AİHM’in en güçlü mesajı ise ihlallerin münferit değil, yapısal olduğudur. Mahkeme; delillerin elde edilişinin denetlenememesi, savunmanın etkili biçimde itiraz edememesi ve şablon kararlarla yürütülen yargılamaların adil yargılanma hakkını ortadan kaldırdığını belirterek, bu dosyalarda tek etkili giderim yolunun “kararların ruhu ve sonucu gözetilerek yapılacak yeniden yargılamalar” olduğunu ifade etmiştir.

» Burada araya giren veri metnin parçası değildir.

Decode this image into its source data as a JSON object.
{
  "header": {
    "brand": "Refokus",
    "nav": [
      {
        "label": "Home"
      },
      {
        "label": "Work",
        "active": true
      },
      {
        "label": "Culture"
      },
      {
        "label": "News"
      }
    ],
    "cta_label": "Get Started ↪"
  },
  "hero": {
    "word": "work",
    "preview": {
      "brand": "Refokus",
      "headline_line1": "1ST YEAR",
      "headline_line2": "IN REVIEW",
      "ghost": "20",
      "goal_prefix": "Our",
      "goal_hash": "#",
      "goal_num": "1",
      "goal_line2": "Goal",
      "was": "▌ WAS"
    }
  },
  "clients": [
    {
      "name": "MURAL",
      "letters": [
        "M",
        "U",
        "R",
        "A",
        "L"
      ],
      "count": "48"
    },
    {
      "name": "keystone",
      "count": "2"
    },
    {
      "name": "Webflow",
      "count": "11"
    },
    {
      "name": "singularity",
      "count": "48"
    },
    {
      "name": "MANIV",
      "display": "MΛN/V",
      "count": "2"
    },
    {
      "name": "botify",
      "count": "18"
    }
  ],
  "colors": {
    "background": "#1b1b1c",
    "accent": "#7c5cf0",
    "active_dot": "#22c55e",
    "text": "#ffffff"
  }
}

Bu kararlar, KHK’lılar meselesinin uluslararası hukuk bakımından artık tartışması kapanmış bir hak ihlali alanı olduğunu ortaya koymakta; çözümün, otomatik suç isnatlarından vazgeçilmesi ve insan onurunu esas alan bir hukuk devletine fiilen dönülmesinde olduğunu net biçimde göstermektedir.
AİHM’den KHK’lılar İçin Tarihî Bir Adım: 2.420 Kişilik Dosyada Açık Hak İhlali Tespiti

Avrupa İnsan Hakları Mahkemesi (AİHM), 16 Aralık 2025 tarihinde verdiği kararlarla, yaklaşık 2.420 KHK’lıyı ilgilendiren çok sayıda başvuruda Türkiye’nin Avrupa İnsan Hakları Sözleşmesi’ni ihlal ettiğine hükmetti. Bu kararlar, 2023 tarihli Yüksel Yalçınkaya/Türkiye Büyük Daire kararının ardından, KHK’lı dosyaları açısından en kapsamlı ve en net uluslararası yargı değerlendirmelerinden biri olma niteliğini taşıyor.

Mahkeme; Karslı ve Diğerleri, Bozyokuş ve Diğerleri ile Seyhan ve Diğerleri/Türkiye kararlarında, binlerce kişinin mahkûmiyetine dayanak yapılan yargı pratiğinin hukuki öngörülebilirlikten uzak, otomatik ve bireysel değerlendirmeden yoksun olduğunu açık biçimde ortaya koydu.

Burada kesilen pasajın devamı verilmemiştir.